Jerry Goldsmith, who died on a sad July 21, 2004, of cancer, leaves behind a prolific body of work of exceptional quality, a true bridge between the "Golden Age" and the modern generation of composers. If Hollywood has not rewarded the musician's career, the recognition of his peers and the public has been able to stand the test of time. As a leading figure in film music, Jerry Goldsmith has marked a whole generation of musicians, some of whom were even his students. A humble creator who has largely contributed to redefining the musical genre, he knew how to bring all his inventiveness to films that sometimes had very confidential careers.

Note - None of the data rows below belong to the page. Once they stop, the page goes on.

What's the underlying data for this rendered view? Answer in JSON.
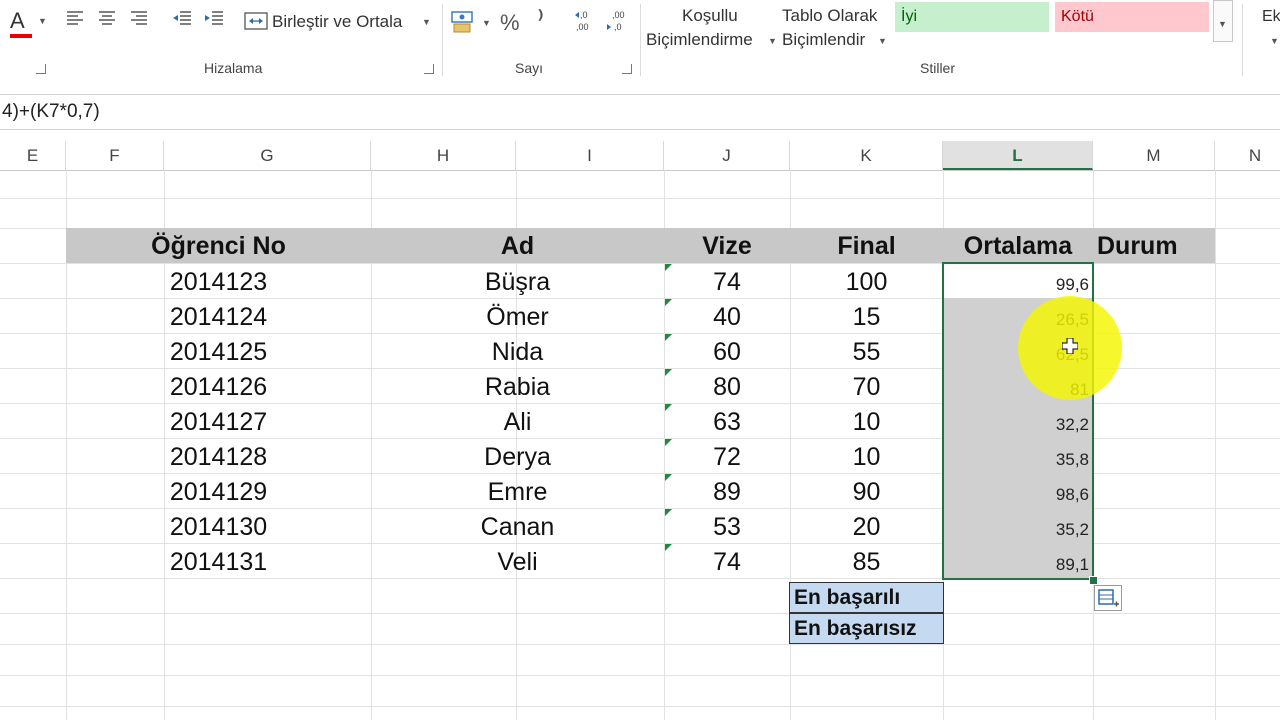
{
  "ribbon": {
    "font_color_letter": "A",
    "merge_label": "Birleştir ve Ortala",
    "percent_symbol": "%",
    "comma_symbol": "⁾",
    "dec_inc_label": "←,0 ,00",
    "dec_dec_label": ",00 →,0",
    "cond_format_line1": "Koşullu",
    "cond_format_line2": "Biçimlendirme",
    "table_format_line1": "Tablo Olarak",
    "table_format_line2": "Biçimlendir",
    "style_good": "İyi",
    "style_bad": "Kötü",
    "ek_label": "Ek",
    "group_alignment": "Hizalama",
    "group_number": "Sayı",
    "group_styles": "Stiller"
  },
  "formula_bar": {
    "text": "4)+(K7*0,7)"
  },
  "columns": [
    "E",
    "F",
    "G",
    "H",
    "I",
    "J",
    "K",
    "L",
    "M",
    "N"
  ],
  "table": {
    "headers": {
      "student_no": "Öğrenci No",
      "name": "Ad",
      "midterm": "Vize",
      "final": "Final",
      "average": "Ortalama",
      "status": "Durum"
    },
    "rows": [
      {
        "no": "2014123",
        "name": "Büşra",
        "vize": "74",
        "final": "100",
        "avg": "99,6"
      },
      {
        "no": "2014124",
        "name": "Ömer",
        "vize": "40",
        "final": "15",
        "avg": "26,5"
      },
      {
        "no": "2014125",
        "name": "Nida",
        "vize": "60",
        "final": "55",
        "avg": "62,5"
      },
      {
        "no": "2014126",
        "name": "Rabia",
        "vize": "80",
        "final": "70",
        "avg": "81"
      },
      {
        "no": "2014127",
        "name": "Ali",
        "vize": "63",
        "final": "10",
        "avg": "32,2"
      },
      {
        "no": "2014128",
        "name": "Derya",
        "vize": "72",
        "final": "10",
        "avg": "35,8"
      },
      {
        "no": "2014129",
        "name": "Emre",
        "vize": "89",
        "final": "90",
        "avg": "98,6"
      },
      {
        "no": "2014130",
        "name": "Canan",
        "vize": "53",
        "final": "20",
        "avg": "35,2"
      },
      {
        "no": "2014131",
        "name": "Veli",
        "vize": "74",
        "final": "85",
        "avg": "89,1"
      }
    ]
  },
  "summary": {
    "best": "En başarılı",
    "worst": "En başarısız"
  },
  "colors": {
    "accent_green": "#217346",
    "style_good_bg": "#c6efce",
    "style_good_fg": "#006100",
    "style_bad_bg": "#ffc7ce",
    "style_bad_fg": "#9c0006",
    "header_gray": "#c8c8c8",
    "label_blue": "#c5d9f1",
    "cursor_highlight": "#f5f500"
  }
}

The exceptional capacity of creative renewal of the musician allowed remarkable symbioses between symphonic and electronic music, thus becoming an inexhaustible source of inspiration for a young generation sometimes too much inclined to samples. Some however understood and assimilated perfectly this heritage where the requirement is sublimated by a true love for the good music. Let's mention Christopher Young, David Arnold, James Newton Howard or John Powell. Others were able to measure themselves with his art in all admiration, of which the great John Williams, but also Basil Polédouris or John Scott...
The soul of the artist of genius that was Jerry Goldsmith still hovers, and for a long time on Hollywood and beyond his musical generosity, those who have been close to him keep in memory a man full of sympathy and humor.